Intellia Therapeutics on Wednesday said it has received a green light from the Food and Drug Administration to start a Phase 3 trial of a gene editing treatment it’s developing for the rare disease transthyretin amyloidosis.
According to Intellia, the trial will be the first late-stage test in the U.S. of a CRISPR-based therapy that’s works in vivo, or by editing genes inside the human body rather than in cells extracted from patients. Intellia expects to begin the study by the end of the year.
Dubbed NTLA-2001, Intellia’s therapy is designed to be a one-time fix for transthyretin amyloidosis. Using CRISPR/Cas9, it knocks out a gene responsible for producing proteins that, in people with the condition, are damaged and build up in toxic accumulations in the heart and nerves.
Intellia developed NTLA-2001 together with Regeneron, with which it’s worked since 2016. The companies recently expanded their collaboration to develop in vivo medicines for neurological and muscular diseases.
A few medicines are approved in the U.S. to treat nerve damage caused by transthyretin amyloidosis. One, from Pfizer, is cleared for the cardiomyopathy form of the disease, which is the target of Intellia’s Phase 3 study. (Intellia is also planning another study in the polyneuropathy disease type.)
The go-ahead for Intellia to start its Phase 3 trial signals increasing confidence from the FDA in CRISPR gene editing treatments, analysts said.
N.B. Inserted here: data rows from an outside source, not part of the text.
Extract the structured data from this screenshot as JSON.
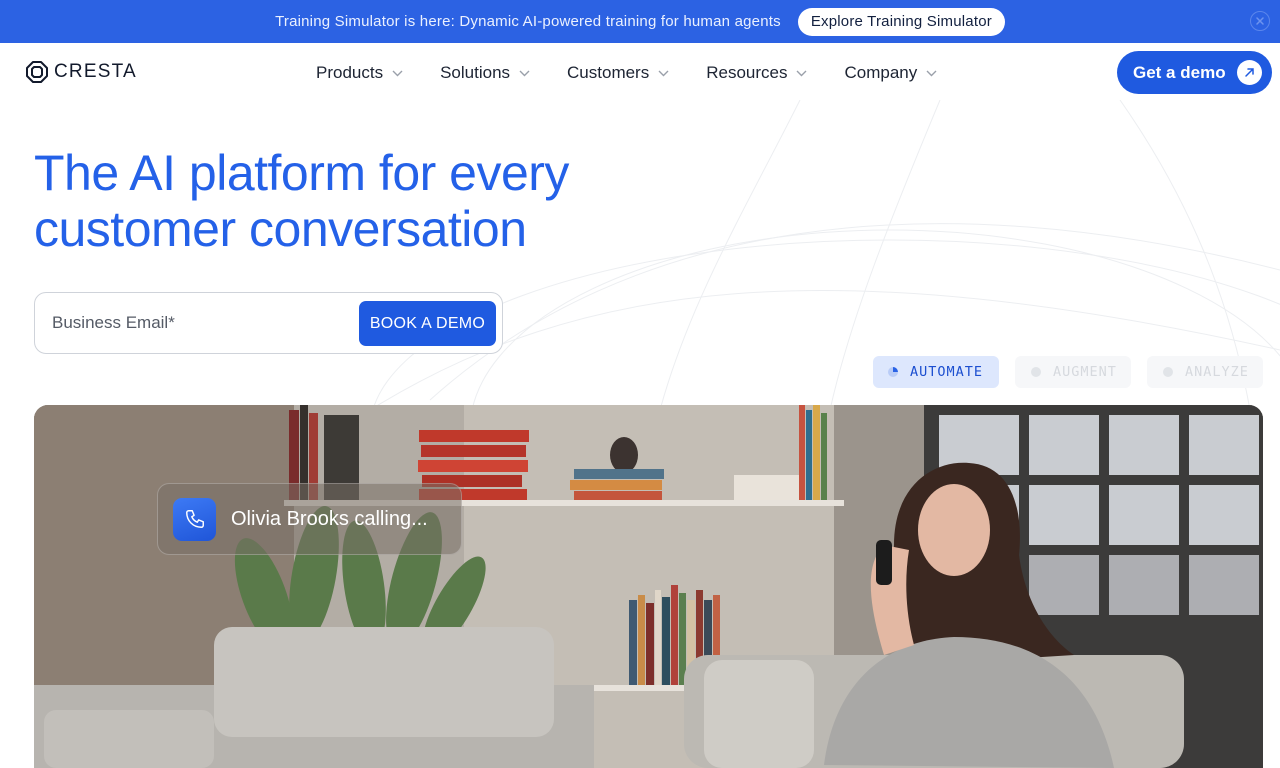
{
  "announcement": {
    "text": "Training Simulator is here: Dynamic AI-powered training for human agents",
    "button_label": "Explore Training Simulator",
    "close_icon": "close-icon"
  },
  "nav": {
    "logo_text": "CRESTA",
    "items": [
      {
        "label": "Products"
      },
      {
        "label": "Solutions"
      },
      {
        "label": "Customers"
      },
      {
        "label": "Resources"
      },
      {
        "label": "Company"
      }
    ],
    "cta_label": "Get a demo",
    "cta_icon": "arrow-up-right-icon"
  },
  "hero": {
    "title_line1": "The AI platform for every",
    "title_line2": "customer conversation",
    "email_placeholder": "Business Email*",
    "book_label": "BOOK A DEMO"
  },
  "modes": {
    "items": [
      {
        "label": "AUTOMATE",
        "active": true
      },
      {
        "label": "AUGMENT",
        "active": false
      },
      {
        "label": "ANALYZE",
        "active": false
      }
    ]
  },
  "video": {
    "call_text": "Olivia Brooks calling...",
    "call_icon": "phone-icon"
  },
  "colors": {
    "brand_blue": "#2461e8",
    "announcement_bg": "#2c62e3",
    "button_blue": "#1f5ae0",
    "active_pill_bg": "#dde7fd"
  }
}
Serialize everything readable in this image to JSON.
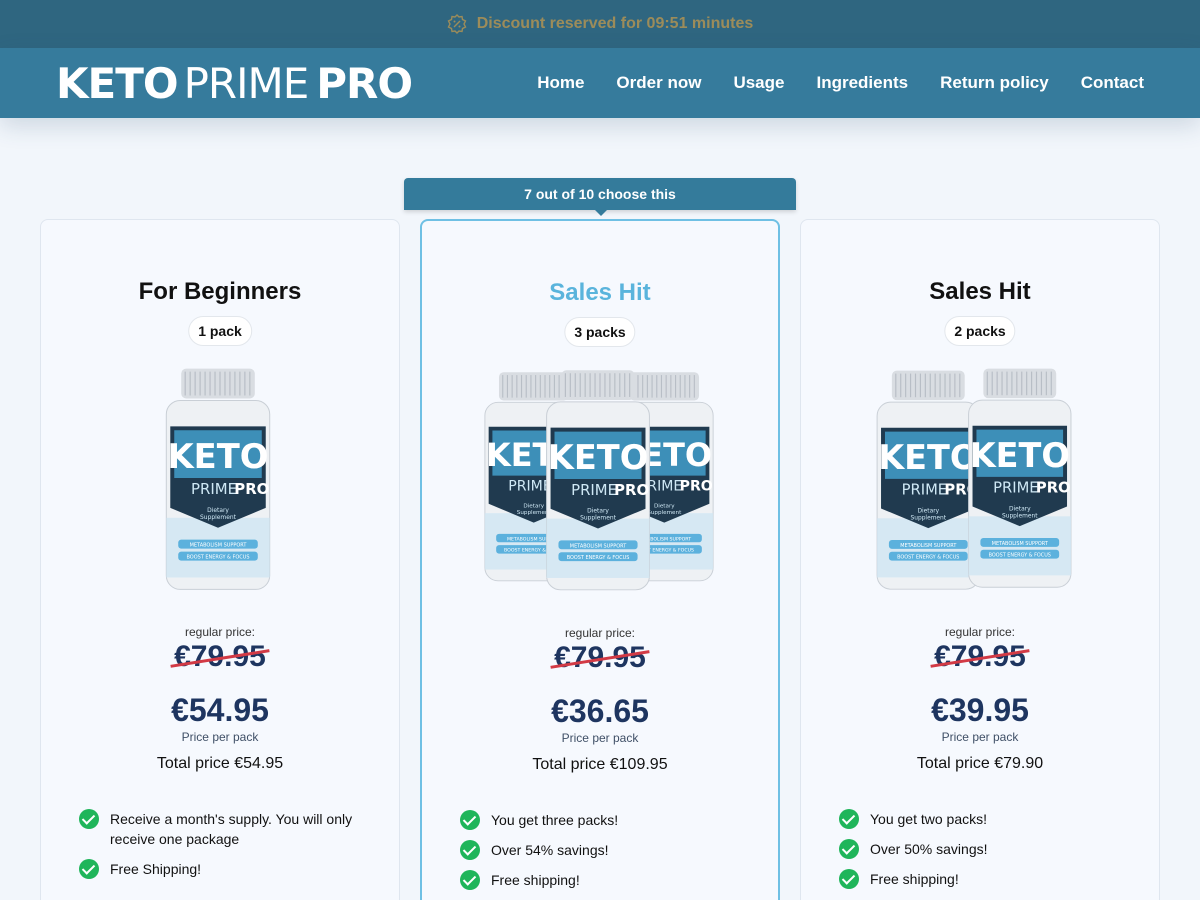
{
  "topbar": {
    "icon": "discount-tag-icon",
    "text": "Discount reserved for 09:51 minutes"
  },
  "header": {
    "logo": {
      "part1": "KETO",
      "part2": "PRIME",
      "part3": "PRO"
    },
    "nav": [
      "Home",
      "Order now",
      "Usage",
      "Ingredients",
      "Return policy",
      "Contact"
    ]
  },
  "popular_label": "7 out of 10 choose this",
  "cards": [
    {
      "title": "For Beginners",
      "packs": "1 pack",
      "regular_label": "regular price:",
      "old_price": "€79.95",
      "price": "€54.95",
      "per_pack": "Price per pack",
      "total": "Total price €54.95",
      "features": [
        "Receive a month's supply. You will only receive one package",
        "Free Shipping!"
      ]
    },
    {
      "title": "Sales Hit",
      "packs": "3 packs",
      "regular_label": "regular price:",
      "old_price": "€79.95",
      "price": "€36.65",
      "per_pack": "Price per pack",
      "total": "Total price €109.95",
      "features": [
        "You get three packs!",
        "Over 54% savings!",
        "Free shipping!"
      ]
    },
    {
      "title": "Sales Hit",
      "packs": "2 packs",
      "regular_label": "regular price:",
      "old_price": "€79.95",
      "price": "€39.95",
      "per_pack": "Price per pack",
      "total": "Total price €79.90",
      "features": [
        "You get two packs!",
        "Over 50% savings!",
        "Free shipping!"
      ]
    }
  ],
  "bottle_label": {
    "brand1": "KETO",
    "brand2": "PRIME",
    "brand3": "PRO",
    "line1": "Dietary",
    "line2": "Supplement",
    "band1": "METABOLISM SUPPORT",
    "band2": "BOOST ENERGY & FOCUS"
  },
  "colors": {
    "topbar": "#2f6680",
    "header": "#367b9c",
    "accent": "#5ab4dc",
    "price": "#1e3560",
    "strike": "#d23a45",
    "check": "#1fb55a"
  }
}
“Today's [Investigational New Drug application] clearance signals that [the] FDA is comfortable with the potential risks of off-target editing related to in vivo gene editing therapies and provides further regulatory derisking for [Intellia’s] platform,” wrote Kostas Biliouris, an analyst at BMO Capital Markets.
Emerging clinical data may have also bolstered Intellia’s case, Biliouris said.
Other in vivo gene editing treatments have been cleared for U.S. trials, including ones from Sangamo Biosciences, Excision BioTherapeutics and another from Intellia. NTLA-2001 is the furthest along in testing, however.
“Successful execution here affirms [Intellia] as the front-runner among companies … working to commercialize in vivo editing,” Mani Foroohar, an analyst at Leerink Partners, wrote in a note to clients.
The green light from the FDA comes as Vertex Pharmaceuticals and CRISPR Therapeutics await the FDA’s verdict on approval of an ex vivo treatment for sickle cell disease. If approved by the agency’s Dec. 8 target, it would be the first CRISPR-based medicine to arrive on market in the U.S.
Shares in Intellia dropped by about 4% in Wednesday morning trading.